Die Investitions- und Finanzmittel der öffentlichen Hand können und sollen lediglich die Grundlage für die Umsetzung des Green Deal schaffen. Um dafür auch das erforderliche Kapital privatwirtschaftlicher Investoren zu aktivieren, sind weitere Maßnahmen zur Stärkung von Green Finance umzusetzen, etwa durch die Ausweitung der Berichtspflichten von Unternehmen und Finanzmarktakteuren im Sinne der geplanten EU-Taxonomie für Nachhaltige Finanzierung. Verbesserte Rahmenbedingungen und einheitliche Standards für die Zertifizierung bieten wichtige Entscheidungsgrundlagen.
Bei allen von der Expertenkommission empfohlenen Maßnahmen ist zu beachten, dass das Krisenmanagement in der Corona-Pandemie Vorrang hat. Nichtsdestotrotz sind einige Maßnahmen ohne größere Hürden umsetzbar und in Zeiten von Corona sogar umso dringlicher. Beispielhaft sei auf die Energiepreisreform und Maßnahmen zur klimaneutralen Transformation der Industrie verwiesen, welche die Konjunktur unterstützen, die Resilienz des Gesamtsystems erhöhen und zum Schutz vulnerabler Gruppen beitragen. Hier gilt es die Handlungsspielräume zu nutzen, die niedrige Energiepreise in der Corona-Pandemie eröffnen.
Link zur Stellungnahme der Expertenkommission
Die Mitglieder der Expertenkommission sind:
- Prof. Dr. Andreas Löschel (Vorsitzender), Universität Münster
- Prof. Dr. Veronika Grimm, Friedrich-Alexander-Universität Erlangen-Nürnberg
- Prof. Dr. Barbara Lenz, Deutsches Zentrum für Luft- und Raumfahrt (DLR)

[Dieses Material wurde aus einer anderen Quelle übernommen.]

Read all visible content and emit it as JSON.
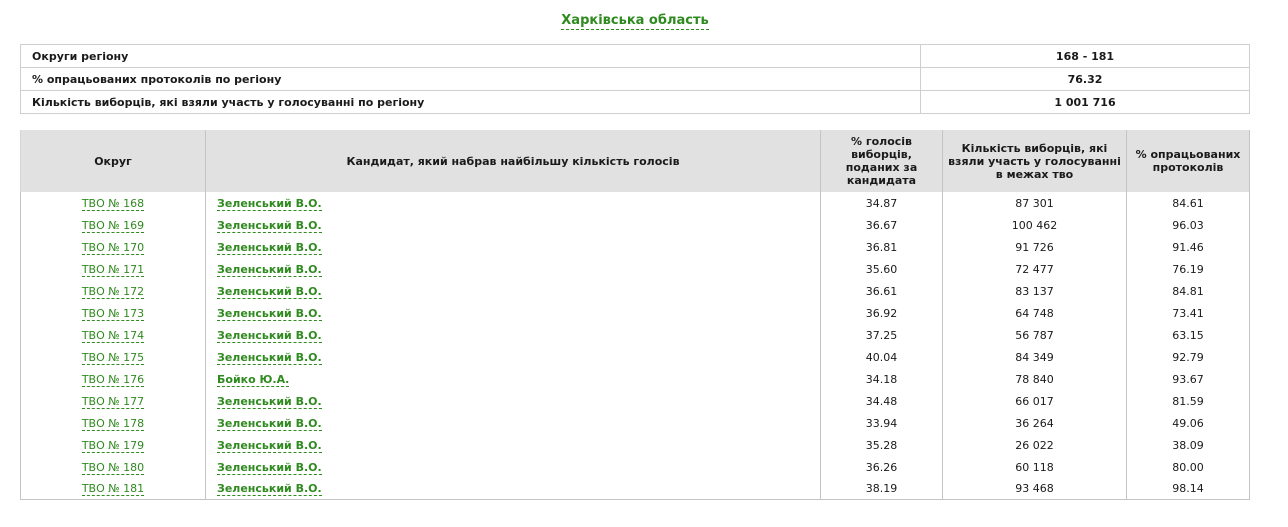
{
  "region": {
    "title": "Харківська область"
  },
  "summary": [
    {
      "label": "Округи регіону",
      "value": "168 - 181"
    },
    {
      "label": "% опрацьованих протоколів по регіону",
      "value": "76.32"
    },
    {
      "label": "Кількість виборців, які взяли участь у голосуванні по регіону",
      "value": "1 001 716"
    }
  ],
  "headers": {
    "district": "Округ",
    "candidate": "Кандидат, який набрав найбільшу кількість голосів",
    "vote_pct": "% голосів виборців, поданих за кандидата",
    "turnout": "Кількість виборців, які взяли участь у голосуванні в межах тво",
    "protocols_pct": "% опрацьованих протоколів"
  },
  "rows": [
    {
      "district": "ТВО № 168",
      "candidate": "Зеленський В.О.",
      "vote_pct": "34.87",
      "turnout": "87 301",
      "protocols_pct": "84.61"
    },
    {
      "district": "ТВО № 169",
      "candidate": "Зеленський В.О.",
      "vote_pct": "36.67",
      "turnout": "100 462",
      "protocols_pct": "96.03"
    },
    {
      "district": "ТВО № 170",
      "candidate": "Зеленський В.О.",
      "vote_pct": "36.81",
      "turnout": "91 726",
      "protocols_pct": "91.46"
    },
    {
      "district": "ТВО № 171",
      "candidate": "Зеленський В.О.",
      "vote_pct": "35.60",
      "turnout": "72 477",
      "protocols_pct": "76.19"
    },
    {
      "district": "ТВО № 172",
      "candidate": "Зеленський В.О.",
      "vote_pct": "36.61",
      "turnout": "83 137",
      "protocols_pct": "84.81"
    },
    {
      "district": "ТВО № 173",
      "candidate": "Зеленський В.О.",
      "vote_pct": "36.92",
      "turnout": "64 748",
      "protocols_pct": "73.41"
    },
    {
      "district": "ТВО № 174",
      "candidate": "Зеленський В.О.",
      "vote_pct": "37.25",
      "turnout": "56 787",
      "protocols_pct": "63.15"
    },
    {
      "district": "ТВО № 175",
      "candidate": "Зеленський В.О.",
      "vote_pct": "40.04",
      "turnout": "84 349",
      "protocols_pct": "92.79"
    },
    {
      "district": "ТВО № 176",
      "candidate": "Бойко Ю.А.",
      "vote_pct": "34.18",
      "turnout": "78 840",
      "protocols_pct": "93.67"
    },
    {
      "district": "ТВО № 177",
      "candidate": "Зеленський В.О.",
      "vote_pct": "34.48",
      "turnout": "66 017",
      "protocols_pct": "81.59"
    },
    {
      "district": "ТВО № 178",
      "candidate": "Зеленський В.О.",
      "vote_pct": "33.94",
      "turnout": "36 264",
      "protocols_pct": "49.06"
    },
    {
      "district": "ТВО № 179",
      "candidate": "Зеленський В.О.",
      "vote_pct": "35.28",
      "turnout": "26 022",
      "protocols_pct": "38.09"
    },
    {
      "district": "ТВО № 180",
      "candidate": "Зеленський В.О.",
      "vote_pct": "36.26",
      "turnout": "60 118",
      "protocols_pct": "80.00"
    },
    {
      "district": "ТВО № 181",
      "candidate": "Зеленський В.О.",
      "vote_pct": "38.19",
      "turnout": "93 468",
      "protocols_pct": "98.14"
    }
  ],
  "colors": {
    "link": "#2f8a1f",
    "header_bg": "#e1e1e1",
    "border": "#c4c4c4"
  }
}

- Prof. Dr. Frithjof Staiß, Zentrum für Sonnenenergie- und Wasserstoff-Forschung Baden-Württemberg (ZSW)
Expertenkommission zum Monitoring-Prozess „Energie der Zukunft“:
Die unabhängige Expertenkommission begleitet den 2011 von der Bundesregierung ins Leben gerufenen Monitoring-Prozess „Energie der Zukunft“. Sie nimmt auf wissenschaftlicher Grundlage Stellung zu den Monitoring- und Fortschrittsberichten der Bundesregierung zur Energiewende und unterstützt die Bundesregierung bei der Erarbeitung gemeinsamer Lösungen und Strategien für die zentralen Handlungsfelder der Energiewende. Um die anstehenden politischen Diskussionen zur Weiterentwicklung der Energiewende und zur nachhaltigen Wirtschaftsentwicklung zu unterstützen, gibt die Expertenkommission in diesem Kommentar Empfehlungen zu zentralen Maßnahmen und Rahmenbedingungen.